Ces accords synthétiques qu’on entend à profusion sur Paradigmes, proviennent-ils du passé ou de l’avenir? Pourquoi ces agencements de genres en apparence antinomiques sont-ils aussi cohérents? Ces arrangements foisonnants s’irisent-ils par synesthésie, lorsque l’on ferme les yeux? Tant de questions qui ne nécessitent pas nécessairement de réponses. Ce qui importe, c’est d’écouter et de réécouter cet album, le troisième du groupe La Femme après Mystère en 2016 et Psycho Tropical Berlin en 2013. Au duo de base Marlon Magnée et Sacha Got se greffent Noé Delmas, Lucas Nunez Ritter et Sam Lefèvre.
Il n’y aurait donc ironiquement plus de femme au sein de La Femme, depuis les départs de Clémence Quélennec et de Clara Luciani? Peut-être pas dans l’alignement officiel de la formation, mais dans les faits on entend des voix féminines sur la plupart des quinze pièces. À commencer par celle de la susmentionnée Clara Luciani, ainsi que celles de Lisa Hartmann – aux accents de Brigitte Bardot –, d’Alma Jodorowsky, d’Ariane Gaudeaux, de Jane Peyronaud, de Sabine Happard, de Clara-Louise Mourier, d’Aurélie Magnée, de Klara Kristin, de Jane Peynot et d’Ara Méndez Murillo!

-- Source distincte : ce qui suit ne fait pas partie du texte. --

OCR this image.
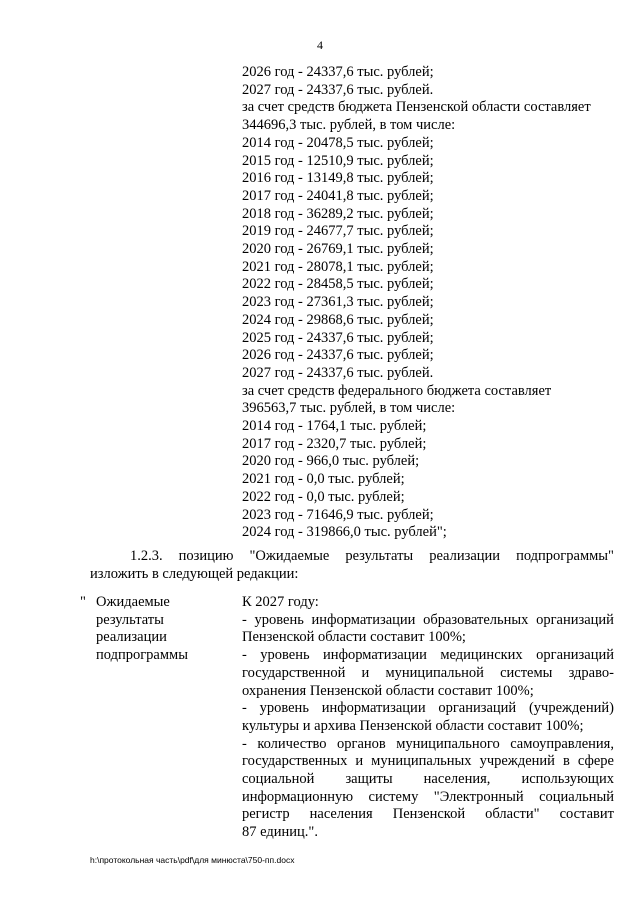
4
2026 год - 24337,6 тыс. рублей;
2027 год - 24337,6 тыс. рублей.
за счет средств бюджета Пензенской области составляет
344696,3 тыс. рублей, в том числе:
2014 год - 20478,5 тыс. рублей;
2015 год - 12510,9 тыс. рублей;
2016 год - 13149,8 тыс. рублей;
2017 год - 24041,8 тыс. рублей;
2018 год - 36289,2 тыс. рублей;
2019 год - 24677,7 тыс. рублей;
2020 год - 26769,1 тыс. рублей;
2021 год - 28078,1 тыс. рублей;
2022 год - 28458,5 тыс. рублей;
2023 год - 27361,3 тыс. рублей;
2024 год - 29868,6 тыс. рублей;
2025 год - 24337,6 тыс. рублей;
2026 год - 24337,6 тыс. рублей;
2027 год - 24337,6 тыс. рублей.
за счет средств федерального бюджета составляет
396563,7 тыс. рублей, в том числе:
2014 год - 1764,1 тыс. рублей;
2017 год - 2320,7 тыс. рублей;
2020 год - 966,0 тыс. рублей;
2021 год - 0,0 тыс. рублей;
2022 год - 0,0 тыс. рублей;
2023 год - 71646,9 тыс. рублей;
2024 год - 319866,0 тыс. рублей";
1.2.3. позицию "Ожидаемые результаты реализации подпрограммы"
изложить в следующей редакции:
" Ожидаемые
результаты
реализации
подпрограммы
К 2027 году:
- уровень информатизации образовательных организаций
Пензенской области составит 100%;
- уровень информатизации медицинских организаций
государственной и муниципальной системы здраво-
охранения Пензенской области составит 100%;
- уровень информатизации организаций (учреждений)
культуры и архива Пензенской области составит 100%;
- количество органов муниципального самоуправления,
государственных и муниципальных учреждений в сфере
социальной защиты населения, использующих
информационную систему "Электронный социальный
регистр населения Пензенской области" составит
87 единиц.".
h:\протокольная часть\pdf\для минюста\750-пп.docx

Entre les cuivres néo-orléanais de la première pièce et les synthés très Boards of Canada de la dernière, les sonorités déferlent : hymne punk nouvelle vague dans Foutre le bordel, slam dans Pasadena, hybridation d’Ennio Morricone et de Calexico dans l’instrumentale Lâcher de chevaux, banjo et clavier frénétiques sur fond de voix d’opéra et de réflexion philosophique dans Disconnexion (« Et c’est, euh, par conséquent par l’usage d’artifices que nous arrivons – À nous déconnecter de cette réalité pascalienne qui nous effraie tant »), romantisme hispano dans Le jardin et influences turques dans Va, entre autres.
Comme d’hab, on trouve très peu de mélancolie chez La Femme; Mon ami évoque le suicide d’un proche, sinon c’est généralement réjouissant. Ce qui importe, c’est d’écouter et de réécouter cet album, car en cette période où la musique est plus que jamais vitale, Paradigmes vous revitalisera.